Canada Stocks Fall Most in a Month as Commodity Prices Slide

  • Oil drops as U.S. producers increased drilling a fourth week
  • Gold tumbles as global equities rally, Fed weighs rate hike

Canada stocks fell the most in a month, dropping from the highest level in a year to halt a three-day advance as commodities producers retreated with crude and gold.

The S&P/TSX Composite Index lost 0.7 percent to 14,498.10 at 4 p.m. in Toronto. The benchmark is up 11 percent in 2016, making Canadian stocks more expensive than their U.S. peers, with a price-earnings ratio of 22.3 for the S&P/TSX, about 11 percent higher than the S&P 500 Index.

Raw-materials and energy producers tumbled at least 1.9 percent, the two biggest laggards among 10 industries in the S&P/TSX. They account for about one-third of the benchmark by weighting. Suncor Energy Inc. and Barrick Gold Corp. fell at least 3 percent.

Oil dropped to the lowest level in three months, down 2.4 percent in New York to extend losses after a weekly decline last week. U.S. producers increased drilling for a fourth week, even as government data points to U.S. supplies remaining ample as the summer driving season comes to a close. The S&P/TSX Energy Index dropped to the lowest in a month.

Gold prices also fell, extending the first back-to-back weekly loss since May. Global markets have rallied following a brief swoon after the U.K. voted to leave the European Union, while strengthening U.S. economic data has prompted traders to increase bets of a rate increase.

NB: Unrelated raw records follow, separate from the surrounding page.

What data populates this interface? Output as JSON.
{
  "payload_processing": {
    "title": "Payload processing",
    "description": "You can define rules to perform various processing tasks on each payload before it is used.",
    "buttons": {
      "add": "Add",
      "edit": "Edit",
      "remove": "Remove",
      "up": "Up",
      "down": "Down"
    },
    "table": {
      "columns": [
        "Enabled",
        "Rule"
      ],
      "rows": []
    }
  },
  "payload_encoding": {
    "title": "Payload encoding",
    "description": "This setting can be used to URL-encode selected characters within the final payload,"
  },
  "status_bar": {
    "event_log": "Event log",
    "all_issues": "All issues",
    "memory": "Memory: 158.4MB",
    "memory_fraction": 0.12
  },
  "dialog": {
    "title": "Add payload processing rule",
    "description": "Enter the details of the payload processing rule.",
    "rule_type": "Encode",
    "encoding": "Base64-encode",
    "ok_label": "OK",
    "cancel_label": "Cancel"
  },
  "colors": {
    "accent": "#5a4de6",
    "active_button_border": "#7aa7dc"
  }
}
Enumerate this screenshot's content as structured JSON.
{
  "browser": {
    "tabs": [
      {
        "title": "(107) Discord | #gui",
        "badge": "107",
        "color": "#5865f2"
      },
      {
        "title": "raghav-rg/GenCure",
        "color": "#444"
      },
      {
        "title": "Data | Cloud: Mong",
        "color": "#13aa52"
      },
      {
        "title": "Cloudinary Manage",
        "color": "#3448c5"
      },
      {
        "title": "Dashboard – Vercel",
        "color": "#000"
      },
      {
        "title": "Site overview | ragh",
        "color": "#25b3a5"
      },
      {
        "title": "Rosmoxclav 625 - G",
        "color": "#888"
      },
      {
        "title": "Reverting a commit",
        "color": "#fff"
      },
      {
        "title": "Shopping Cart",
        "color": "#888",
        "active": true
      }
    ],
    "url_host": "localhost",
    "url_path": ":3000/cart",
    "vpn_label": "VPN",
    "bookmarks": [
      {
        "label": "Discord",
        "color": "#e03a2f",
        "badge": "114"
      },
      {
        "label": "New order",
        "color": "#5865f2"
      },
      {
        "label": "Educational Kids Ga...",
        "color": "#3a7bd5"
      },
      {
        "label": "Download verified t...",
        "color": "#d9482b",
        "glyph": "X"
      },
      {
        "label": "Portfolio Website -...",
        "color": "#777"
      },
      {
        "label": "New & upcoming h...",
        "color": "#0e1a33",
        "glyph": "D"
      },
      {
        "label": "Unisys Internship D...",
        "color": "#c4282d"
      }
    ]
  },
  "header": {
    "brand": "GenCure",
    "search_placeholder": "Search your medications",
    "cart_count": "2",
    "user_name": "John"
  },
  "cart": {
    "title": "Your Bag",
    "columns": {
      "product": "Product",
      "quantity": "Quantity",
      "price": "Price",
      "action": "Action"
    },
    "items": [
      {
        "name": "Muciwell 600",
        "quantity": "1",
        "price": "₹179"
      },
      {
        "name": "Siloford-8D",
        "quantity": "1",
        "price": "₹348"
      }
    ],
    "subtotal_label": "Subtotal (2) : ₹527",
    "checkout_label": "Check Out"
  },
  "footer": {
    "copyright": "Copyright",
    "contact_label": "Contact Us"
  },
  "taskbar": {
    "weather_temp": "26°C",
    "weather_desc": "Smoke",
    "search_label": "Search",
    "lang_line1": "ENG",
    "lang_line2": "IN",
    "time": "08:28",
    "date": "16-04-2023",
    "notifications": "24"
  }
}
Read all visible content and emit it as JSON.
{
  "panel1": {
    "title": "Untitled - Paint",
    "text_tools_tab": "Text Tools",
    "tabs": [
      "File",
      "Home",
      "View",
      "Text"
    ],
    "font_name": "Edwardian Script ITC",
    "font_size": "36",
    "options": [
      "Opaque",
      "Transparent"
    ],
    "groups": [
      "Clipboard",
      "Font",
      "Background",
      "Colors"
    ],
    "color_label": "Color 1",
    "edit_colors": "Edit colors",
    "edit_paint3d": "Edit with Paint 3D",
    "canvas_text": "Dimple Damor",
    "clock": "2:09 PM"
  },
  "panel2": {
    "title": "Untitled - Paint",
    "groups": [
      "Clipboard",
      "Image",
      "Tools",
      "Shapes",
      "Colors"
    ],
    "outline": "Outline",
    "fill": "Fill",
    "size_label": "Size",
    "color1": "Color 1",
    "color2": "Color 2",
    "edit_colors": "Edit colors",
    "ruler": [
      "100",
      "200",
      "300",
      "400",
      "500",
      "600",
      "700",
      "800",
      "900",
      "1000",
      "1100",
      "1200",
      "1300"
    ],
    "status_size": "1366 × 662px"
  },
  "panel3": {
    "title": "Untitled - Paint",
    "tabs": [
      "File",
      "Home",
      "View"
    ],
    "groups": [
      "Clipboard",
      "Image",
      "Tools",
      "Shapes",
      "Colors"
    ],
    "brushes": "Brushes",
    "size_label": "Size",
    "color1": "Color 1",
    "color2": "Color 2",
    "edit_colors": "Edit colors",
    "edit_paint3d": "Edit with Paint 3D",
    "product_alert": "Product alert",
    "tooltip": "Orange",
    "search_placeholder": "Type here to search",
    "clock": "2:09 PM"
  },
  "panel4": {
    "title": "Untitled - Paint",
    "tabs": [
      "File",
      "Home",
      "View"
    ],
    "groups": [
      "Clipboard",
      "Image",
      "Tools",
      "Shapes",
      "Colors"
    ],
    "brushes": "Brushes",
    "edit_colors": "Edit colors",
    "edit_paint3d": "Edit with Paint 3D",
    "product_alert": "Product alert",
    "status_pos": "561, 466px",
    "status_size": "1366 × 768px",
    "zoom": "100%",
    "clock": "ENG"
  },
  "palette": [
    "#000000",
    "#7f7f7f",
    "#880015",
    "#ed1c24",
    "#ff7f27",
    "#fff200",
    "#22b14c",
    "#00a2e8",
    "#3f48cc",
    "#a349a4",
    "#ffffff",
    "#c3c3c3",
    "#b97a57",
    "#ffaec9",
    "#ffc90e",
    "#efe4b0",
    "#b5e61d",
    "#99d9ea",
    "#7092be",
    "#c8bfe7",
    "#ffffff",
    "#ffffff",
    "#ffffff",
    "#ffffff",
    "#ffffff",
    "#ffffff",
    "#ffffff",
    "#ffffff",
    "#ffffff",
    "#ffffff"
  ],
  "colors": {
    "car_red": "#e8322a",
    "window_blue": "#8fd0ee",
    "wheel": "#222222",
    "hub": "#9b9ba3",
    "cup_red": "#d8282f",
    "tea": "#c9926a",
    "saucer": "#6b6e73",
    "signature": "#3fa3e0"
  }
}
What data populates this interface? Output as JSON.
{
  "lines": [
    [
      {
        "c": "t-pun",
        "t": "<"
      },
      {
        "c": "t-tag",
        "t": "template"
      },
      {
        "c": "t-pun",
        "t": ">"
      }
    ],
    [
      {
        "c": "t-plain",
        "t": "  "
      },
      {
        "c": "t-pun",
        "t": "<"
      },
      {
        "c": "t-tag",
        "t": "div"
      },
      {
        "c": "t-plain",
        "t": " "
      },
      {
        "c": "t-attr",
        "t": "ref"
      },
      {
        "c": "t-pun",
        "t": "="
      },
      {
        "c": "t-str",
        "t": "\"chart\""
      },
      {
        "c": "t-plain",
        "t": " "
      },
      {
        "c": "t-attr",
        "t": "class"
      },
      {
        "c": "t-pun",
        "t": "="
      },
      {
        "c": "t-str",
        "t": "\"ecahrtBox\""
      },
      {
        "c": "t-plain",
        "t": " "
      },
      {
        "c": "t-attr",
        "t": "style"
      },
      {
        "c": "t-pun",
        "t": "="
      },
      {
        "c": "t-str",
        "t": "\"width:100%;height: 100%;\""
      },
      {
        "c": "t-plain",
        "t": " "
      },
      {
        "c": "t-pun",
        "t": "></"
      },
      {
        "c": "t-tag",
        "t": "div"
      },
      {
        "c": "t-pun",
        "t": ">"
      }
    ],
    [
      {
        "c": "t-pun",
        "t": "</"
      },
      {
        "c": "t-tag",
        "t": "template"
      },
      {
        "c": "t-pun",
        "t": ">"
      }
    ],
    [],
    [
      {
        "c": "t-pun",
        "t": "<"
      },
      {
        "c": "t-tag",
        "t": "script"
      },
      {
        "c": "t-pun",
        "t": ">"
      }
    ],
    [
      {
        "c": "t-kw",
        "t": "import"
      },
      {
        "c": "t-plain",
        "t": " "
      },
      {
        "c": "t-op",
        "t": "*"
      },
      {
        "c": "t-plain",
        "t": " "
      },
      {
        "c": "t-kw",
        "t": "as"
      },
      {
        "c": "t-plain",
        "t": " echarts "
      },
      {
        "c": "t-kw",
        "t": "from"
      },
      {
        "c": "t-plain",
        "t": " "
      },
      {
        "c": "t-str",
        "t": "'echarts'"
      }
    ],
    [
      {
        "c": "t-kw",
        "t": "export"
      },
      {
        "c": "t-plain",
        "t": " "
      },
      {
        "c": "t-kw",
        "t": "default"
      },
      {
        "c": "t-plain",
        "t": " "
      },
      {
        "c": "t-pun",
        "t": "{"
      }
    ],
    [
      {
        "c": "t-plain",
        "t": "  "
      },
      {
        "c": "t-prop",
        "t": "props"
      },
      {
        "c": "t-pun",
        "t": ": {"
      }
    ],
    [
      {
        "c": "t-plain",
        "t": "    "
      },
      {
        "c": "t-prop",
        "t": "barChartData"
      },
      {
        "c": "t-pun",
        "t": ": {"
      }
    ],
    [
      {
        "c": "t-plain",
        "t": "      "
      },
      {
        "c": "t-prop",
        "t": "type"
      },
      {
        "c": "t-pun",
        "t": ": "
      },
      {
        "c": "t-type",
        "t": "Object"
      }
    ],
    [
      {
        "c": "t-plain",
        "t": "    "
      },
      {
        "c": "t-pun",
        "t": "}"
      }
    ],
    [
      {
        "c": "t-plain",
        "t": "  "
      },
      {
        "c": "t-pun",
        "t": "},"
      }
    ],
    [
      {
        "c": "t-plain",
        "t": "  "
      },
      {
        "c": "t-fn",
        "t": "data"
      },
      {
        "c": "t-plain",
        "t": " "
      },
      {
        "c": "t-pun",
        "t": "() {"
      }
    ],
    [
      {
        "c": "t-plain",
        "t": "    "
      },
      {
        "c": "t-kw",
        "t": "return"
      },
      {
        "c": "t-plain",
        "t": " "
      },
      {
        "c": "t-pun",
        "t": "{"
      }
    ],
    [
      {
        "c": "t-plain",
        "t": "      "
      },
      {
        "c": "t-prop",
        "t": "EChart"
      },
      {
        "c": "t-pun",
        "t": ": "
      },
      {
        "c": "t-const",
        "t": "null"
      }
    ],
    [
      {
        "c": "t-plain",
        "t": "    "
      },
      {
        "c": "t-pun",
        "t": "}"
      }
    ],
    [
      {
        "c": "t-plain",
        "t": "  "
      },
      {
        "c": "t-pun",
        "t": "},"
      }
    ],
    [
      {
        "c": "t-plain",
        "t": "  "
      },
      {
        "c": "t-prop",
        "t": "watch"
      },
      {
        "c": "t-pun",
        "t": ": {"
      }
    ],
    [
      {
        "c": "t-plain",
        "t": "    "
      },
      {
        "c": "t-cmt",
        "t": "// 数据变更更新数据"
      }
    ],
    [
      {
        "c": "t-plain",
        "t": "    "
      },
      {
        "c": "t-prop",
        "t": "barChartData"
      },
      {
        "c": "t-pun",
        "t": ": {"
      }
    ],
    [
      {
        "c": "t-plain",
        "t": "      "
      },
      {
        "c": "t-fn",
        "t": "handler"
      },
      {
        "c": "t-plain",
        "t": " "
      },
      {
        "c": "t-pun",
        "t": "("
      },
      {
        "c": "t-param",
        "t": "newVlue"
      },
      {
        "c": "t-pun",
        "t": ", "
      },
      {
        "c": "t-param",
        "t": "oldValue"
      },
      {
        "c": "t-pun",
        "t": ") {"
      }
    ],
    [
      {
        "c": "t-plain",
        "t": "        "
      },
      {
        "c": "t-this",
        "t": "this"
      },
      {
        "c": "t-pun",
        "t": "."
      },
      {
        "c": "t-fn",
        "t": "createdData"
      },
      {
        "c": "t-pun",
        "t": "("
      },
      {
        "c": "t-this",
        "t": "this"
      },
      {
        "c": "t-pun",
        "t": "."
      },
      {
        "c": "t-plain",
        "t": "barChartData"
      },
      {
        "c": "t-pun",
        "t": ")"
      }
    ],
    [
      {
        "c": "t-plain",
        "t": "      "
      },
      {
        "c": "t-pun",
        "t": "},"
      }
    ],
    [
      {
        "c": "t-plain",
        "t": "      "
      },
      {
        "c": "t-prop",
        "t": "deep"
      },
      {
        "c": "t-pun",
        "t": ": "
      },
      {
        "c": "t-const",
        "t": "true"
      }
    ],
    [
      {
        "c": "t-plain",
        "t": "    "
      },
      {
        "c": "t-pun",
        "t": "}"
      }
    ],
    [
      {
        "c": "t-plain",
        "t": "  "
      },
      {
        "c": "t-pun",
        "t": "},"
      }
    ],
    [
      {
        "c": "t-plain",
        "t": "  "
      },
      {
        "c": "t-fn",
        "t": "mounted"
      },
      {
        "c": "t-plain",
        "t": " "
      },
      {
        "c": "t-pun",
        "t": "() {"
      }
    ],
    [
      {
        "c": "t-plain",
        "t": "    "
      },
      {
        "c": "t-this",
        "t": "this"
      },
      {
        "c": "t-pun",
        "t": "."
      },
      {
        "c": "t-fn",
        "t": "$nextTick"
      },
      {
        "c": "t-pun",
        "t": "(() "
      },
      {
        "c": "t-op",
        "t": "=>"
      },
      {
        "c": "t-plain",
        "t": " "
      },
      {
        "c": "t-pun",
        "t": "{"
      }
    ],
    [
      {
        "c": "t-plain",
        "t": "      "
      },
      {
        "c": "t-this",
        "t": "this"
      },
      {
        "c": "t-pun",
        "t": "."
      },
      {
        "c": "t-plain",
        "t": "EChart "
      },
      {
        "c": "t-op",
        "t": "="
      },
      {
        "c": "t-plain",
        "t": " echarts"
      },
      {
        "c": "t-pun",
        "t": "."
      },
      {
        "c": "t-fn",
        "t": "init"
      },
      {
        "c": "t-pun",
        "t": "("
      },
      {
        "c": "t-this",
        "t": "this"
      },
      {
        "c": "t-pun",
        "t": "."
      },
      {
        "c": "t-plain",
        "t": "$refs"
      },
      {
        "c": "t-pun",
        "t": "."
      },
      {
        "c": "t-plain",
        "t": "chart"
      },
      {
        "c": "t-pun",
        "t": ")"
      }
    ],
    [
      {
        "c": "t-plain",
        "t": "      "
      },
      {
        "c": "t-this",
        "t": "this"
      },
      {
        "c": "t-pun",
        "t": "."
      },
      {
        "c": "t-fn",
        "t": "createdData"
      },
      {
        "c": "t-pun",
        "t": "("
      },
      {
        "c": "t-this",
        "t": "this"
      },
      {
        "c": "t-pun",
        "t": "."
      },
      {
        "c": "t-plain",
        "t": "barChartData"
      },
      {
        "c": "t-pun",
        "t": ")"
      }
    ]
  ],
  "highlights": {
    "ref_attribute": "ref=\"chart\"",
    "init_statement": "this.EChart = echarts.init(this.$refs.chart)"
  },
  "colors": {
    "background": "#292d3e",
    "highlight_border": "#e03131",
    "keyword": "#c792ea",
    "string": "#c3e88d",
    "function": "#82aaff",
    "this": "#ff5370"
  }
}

Today’s decline in raw-material shares pares the rally this year to 53 percent, which remains the best such performance for the group in at least 30 years, according to data compiled by Bloomberg. Mining and energy stocks have propelled Canada to the second-best performance among developed markets, trailing only New Zealand. It’s a far cry from last year, when the S&P/TSX was one of the worst-performing markets in the world, slumping the most since the 2008 Financial Crisis.

Valeant Pharmaceuticals International Inc. added 0.6 percent, rebounding from a two-day slide. The struggling drugmaker said Friday it had received a letter from the Food and Drug Administration over its application for an eye drop medication due to some deficiencies at a manufacturing facility.